Unifying these forces is an undeniably challenging project, even in states like Connecticut where coalition tables already exist. But the absence of a shared working-class platform severely limits what any single organization can win on even the most basic demands, not to mention the visionary demands outlined above. The need for labor unions and the Left to unite around such a platform is more urgent than ever. 

Of course, the idea to revive working-class power by building bridges between unions and social movements is an old one with a venerable record. But we agree with Bill Fletcher Jr. and Fernando Gapasin’s key insight distinguishing labor-community alliances from strategic blocs. As they wrote on the cusp of the Great Recession, “A genuine labor movement would advance the notion of a social-political bloc whose goal is to achieve power. This power goes beyond bargaining power — whether in a specific workplace or even within a specific industry — to confer political-economic power in society as a whole.” In this moment of open possibility, we need strategic blocs that are built to last beyond any discrete budget session or contract campaign. The initial aim of these strategic blocs would be to fight for a People’s Recovery; the ultimate aim would be to develop the capacity to govern.

 

The Road Ahead

Out of the ferment of recent struggle, the contours of an ambitious social democratic program has emerged  — and we’ve learned over the last decade that a remarkable swath of the population not only favors it but appears increasingly willing to take collective action to bring it about. The extraordinary events of 2020 have only offered further proof that the ideological ground is shifting beneath our feet.

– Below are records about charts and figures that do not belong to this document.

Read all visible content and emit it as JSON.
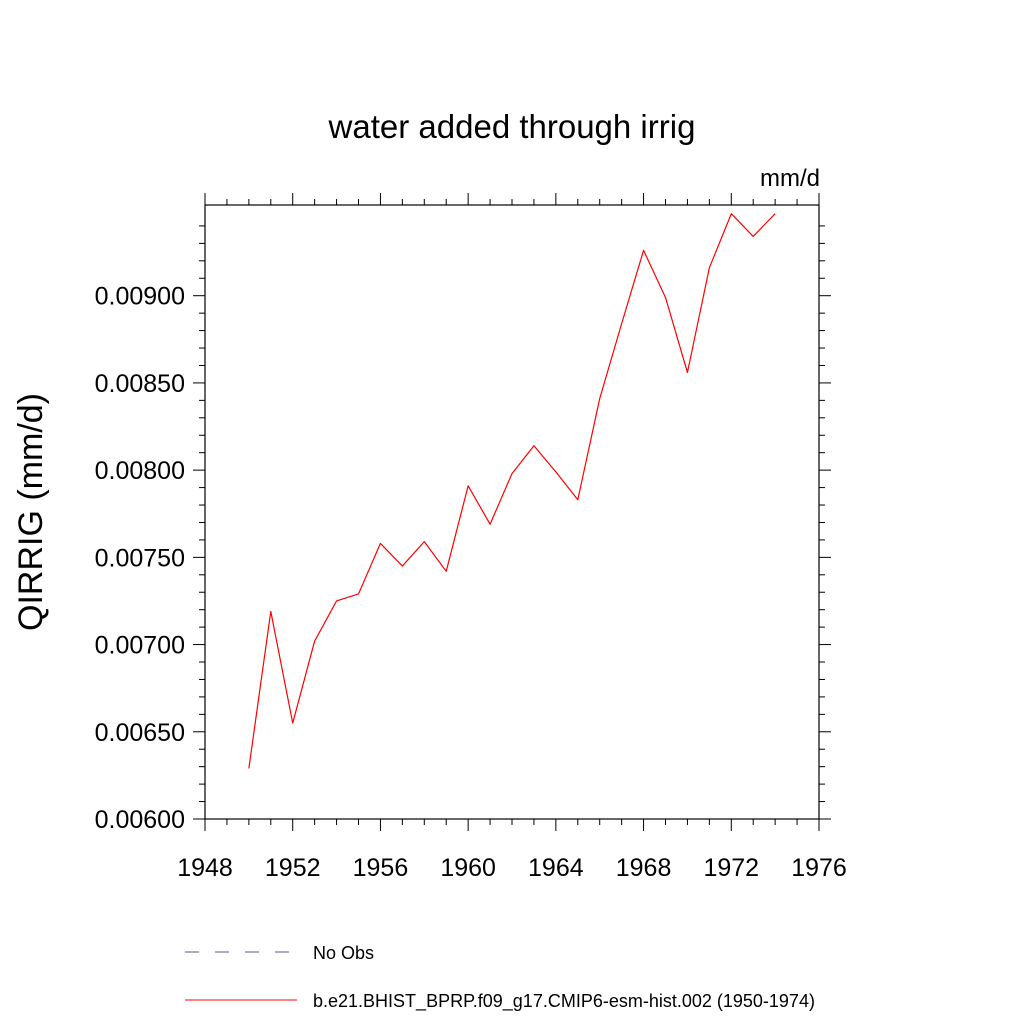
{
  "chart_data": {
    "type": "line",
    "title": "water added through irrig",
    "units_label": "mm/d",
    "xlabel": "",
    "ylabel": "QIRRIG  (mm/d)",
    "xlim": [
      1948,
      1976
    ],
    "ylim": [
      0.006,
      0.00952
    ],
    "x_ticks": [
      1948,
      1952,
      1956,
      1960,
      1964,
      1968,
      1972,
      1976
    ],
    "x_tick_labels": [
      "1948",
      "1952",
      "1956",
      "1960",
      "1964",
      "1968",
      "1972",
      "1976"
    ],
    "y_ticks": [
      0.006,
      0.0065,
      0.007,
      0.0075,
      0.008,
      0.0085,
      0.009
    ],
    "y_tick_labels": [
      "0.00600",
      "0.00650",
      "0.00700",
      "0.00750",
      "0.00800",
      "0.00850",
      "0.00900"
    ],
    "grid": false,
    "series": [
      {
        "name": "b.e21.BHIST_BPRP.f09_g17.CMIP6-esm-hist.002 (1950-1974)",
        "color": "#ff0000",
        "style": "solid",
        "x": [
          1950,
          1951,
          1952,
          1953,
          1954,
          1955,
          1956,
          1957,
          1958,
          1959,
          1960,
          1961,
          1962,
          1963,
          1964,
          1965,
          1966,
          1967,
          1968,
          1969,
          1970,
          1971,
          1972,
          1973,
          1974
        ],
        "values": [
          0.00629,
          0.00719,
          0.00655,
          0.00702,
          0.00725,
          0.00729,
          0.00758,
          0.00745,
          0.00759,
          0.00742,
          0.00791,
          0.00769,
          0.00798,
          0.00814,
          0.00799,
          0.00783,
          0.00841,
          0.00884,
          0.00926,
          0.00899,
          0.00856,
          0.00916,
          0.00947,
          0.00934,
          0.00947
        ]
      }
    ],
    "legend": [
      {
        "label": "No Obs",
        "color": "#5555aa",
        "style": "dashed"
      },
      {
        "label": "b.e21.BHIST_BPRP.f09_g17.CMIP6-esm-hist.002 (1950-1974)",
        "color": "#ff0000",
        "style": "solid"
      }
    ]
  }
}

But who can say how long this moment will last? Unless the labor movement and the Left overcome historic fragmentation, our apparently popular vision for a world of greater working-class power will remain a fantasy. It’s not enough to plant the flag. We need to consolidate the forces that have recently flourished and coordinate a shared struggle. To carry out the momentous work before us, we must rebuild the cross-organizational capacity we so desperately lack. Building strategic blocs to fight for a People’s Recovery in the states offers a concrete strategy to accomplish that task.